A clinical study led by Dr. Jean-Claude Tardif, Director of the MHI Research Center, has just been launched to determine whether a reduction in inflammation from viral infection with colchicine, an inexpensive and generally well tolerated anti-inflammatory medication, can prevent the excessive immune response and improve the course of the disease.

It should also be mentioned that in some rare cases, it seems that the heart is the first target of the SARS-CoV-2 virus and that cardiovascular symptoms are the first signs of infection.

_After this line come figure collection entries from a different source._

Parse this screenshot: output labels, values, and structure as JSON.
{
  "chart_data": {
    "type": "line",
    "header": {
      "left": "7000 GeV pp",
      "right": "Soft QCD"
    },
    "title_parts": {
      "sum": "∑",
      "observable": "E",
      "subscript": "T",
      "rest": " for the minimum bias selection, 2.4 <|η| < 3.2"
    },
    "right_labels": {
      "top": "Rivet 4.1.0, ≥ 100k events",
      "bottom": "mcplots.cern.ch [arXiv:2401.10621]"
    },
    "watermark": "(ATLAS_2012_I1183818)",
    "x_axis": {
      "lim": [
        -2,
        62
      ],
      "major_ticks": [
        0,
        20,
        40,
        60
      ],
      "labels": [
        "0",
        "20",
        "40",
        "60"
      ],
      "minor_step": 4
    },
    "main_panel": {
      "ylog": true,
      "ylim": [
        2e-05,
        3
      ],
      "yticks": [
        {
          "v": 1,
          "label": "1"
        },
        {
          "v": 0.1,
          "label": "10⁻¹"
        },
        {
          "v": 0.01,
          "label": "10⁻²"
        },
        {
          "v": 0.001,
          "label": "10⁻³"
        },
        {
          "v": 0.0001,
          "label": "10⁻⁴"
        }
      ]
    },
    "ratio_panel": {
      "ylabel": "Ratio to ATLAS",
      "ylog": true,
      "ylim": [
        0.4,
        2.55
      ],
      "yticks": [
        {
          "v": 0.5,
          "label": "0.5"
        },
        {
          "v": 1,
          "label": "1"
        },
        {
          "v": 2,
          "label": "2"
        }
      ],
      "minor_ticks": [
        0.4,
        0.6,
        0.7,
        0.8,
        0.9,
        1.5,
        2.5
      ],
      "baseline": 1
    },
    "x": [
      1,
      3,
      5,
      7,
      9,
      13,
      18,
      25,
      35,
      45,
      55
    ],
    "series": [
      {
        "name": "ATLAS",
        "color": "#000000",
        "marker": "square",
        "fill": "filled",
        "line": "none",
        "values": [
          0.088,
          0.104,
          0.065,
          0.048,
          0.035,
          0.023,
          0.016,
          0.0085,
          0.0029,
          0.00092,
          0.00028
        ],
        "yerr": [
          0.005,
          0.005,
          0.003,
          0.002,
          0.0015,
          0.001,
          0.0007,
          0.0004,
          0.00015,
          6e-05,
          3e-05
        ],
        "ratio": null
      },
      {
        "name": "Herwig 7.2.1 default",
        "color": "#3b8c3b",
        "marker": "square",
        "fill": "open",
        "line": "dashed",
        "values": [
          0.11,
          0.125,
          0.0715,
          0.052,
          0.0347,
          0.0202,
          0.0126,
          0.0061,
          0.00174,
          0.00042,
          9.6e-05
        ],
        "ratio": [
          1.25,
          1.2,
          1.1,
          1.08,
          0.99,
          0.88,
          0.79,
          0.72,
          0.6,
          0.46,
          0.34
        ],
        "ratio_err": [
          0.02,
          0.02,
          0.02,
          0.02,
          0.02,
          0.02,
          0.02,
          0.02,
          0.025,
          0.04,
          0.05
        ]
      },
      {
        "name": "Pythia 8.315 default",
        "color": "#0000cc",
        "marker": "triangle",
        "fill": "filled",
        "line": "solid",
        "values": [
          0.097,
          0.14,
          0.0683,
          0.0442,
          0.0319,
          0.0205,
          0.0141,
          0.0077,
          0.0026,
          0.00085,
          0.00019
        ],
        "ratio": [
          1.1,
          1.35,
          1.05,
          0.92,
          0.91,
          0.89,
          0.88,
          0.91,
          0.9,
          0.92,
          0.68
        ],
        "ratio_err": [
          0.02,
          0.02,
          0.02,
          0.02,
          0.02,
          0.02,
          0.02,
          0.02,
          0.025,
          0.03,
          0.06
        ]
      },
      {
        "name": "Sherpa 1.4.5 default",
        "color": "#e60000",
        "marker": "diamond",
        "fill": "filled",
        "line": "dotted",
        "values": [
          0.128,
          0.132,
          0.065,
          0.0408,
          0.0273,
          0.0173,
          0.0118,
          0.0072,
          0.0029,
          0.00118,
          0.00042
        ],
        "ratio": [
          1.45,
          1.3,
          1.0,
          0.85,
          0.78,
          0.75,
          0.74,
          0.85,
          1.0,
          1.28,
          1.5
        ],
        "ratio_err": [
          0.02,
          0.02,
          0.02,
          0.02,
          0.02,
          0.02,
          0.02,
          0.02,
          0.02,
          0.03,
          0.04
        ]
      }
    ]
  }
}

For example, although the first clinical signs of COVID-19 are usually fever and cough, the National Health Commission of China (NHC) reported that some patients first sought medical attention for heart palpitations and chest tightness rather than respiratory symptoms, but were subsequentlydiagnosed with COVID-19. Recent cases of acute myocarditis caused by COVID-19 in patients with no history of cardiovascular disease have also been recently reported, a phenomenon that had previously been observed for other coronaviruses, including MERS-CoV. A common feature of these viruses is to enter human cells by interacting with the surface protein ACE2 (angiotensin-converting enzyme 2), which is present in large quantities in the lungs, heart and cells of blood vessels. It is therefore possible that the virus uses this receptor to penetrate directly into the cells of the myocardium and cause heart damage. In line with this, it should be noted that analysis of heart tissue from patients who died during the 2002 SARS epidemic revealed the presence of viral genetic material in 35% of the samples. SARS-CoV-2 is very similar (75% identical) to this virus, so it is possible that a similar mechanism is at work.

COVID-19 and hypertension
The interaction of SARS-CoV-2, the virus that causes COVID-19, with the angiotensin-converting enzyme (ACE2) is intriguing, as this enzyme plays a key role in the development of hypertension, and it is precisely hypertensive people who present a more severe form of the infection. Since commonly prescribed antihypertensive drugs cause an increase in the amount of ACE2 on the surface of cells, there have been several texts on social media claiming that these drugs can increase the risk and severity of SARS-CoV-2 infection and should therefore be discontinued. It is important to mention that this hypothesis has no solid scientific basis and that all of the cardiology associations in the world still recommend hypertensive patients continue taking their drugs, whether they are inhibitors of ACE2 (captopril, enalapril, etc.) or angiotensin receptor antagonists (losartan, valsartan, telmisartan, etc.). On the contrary, preclinical studies seem rather to show that antihypertensive drugs could protect against pulmonary complications in patients infected with coronaviruses.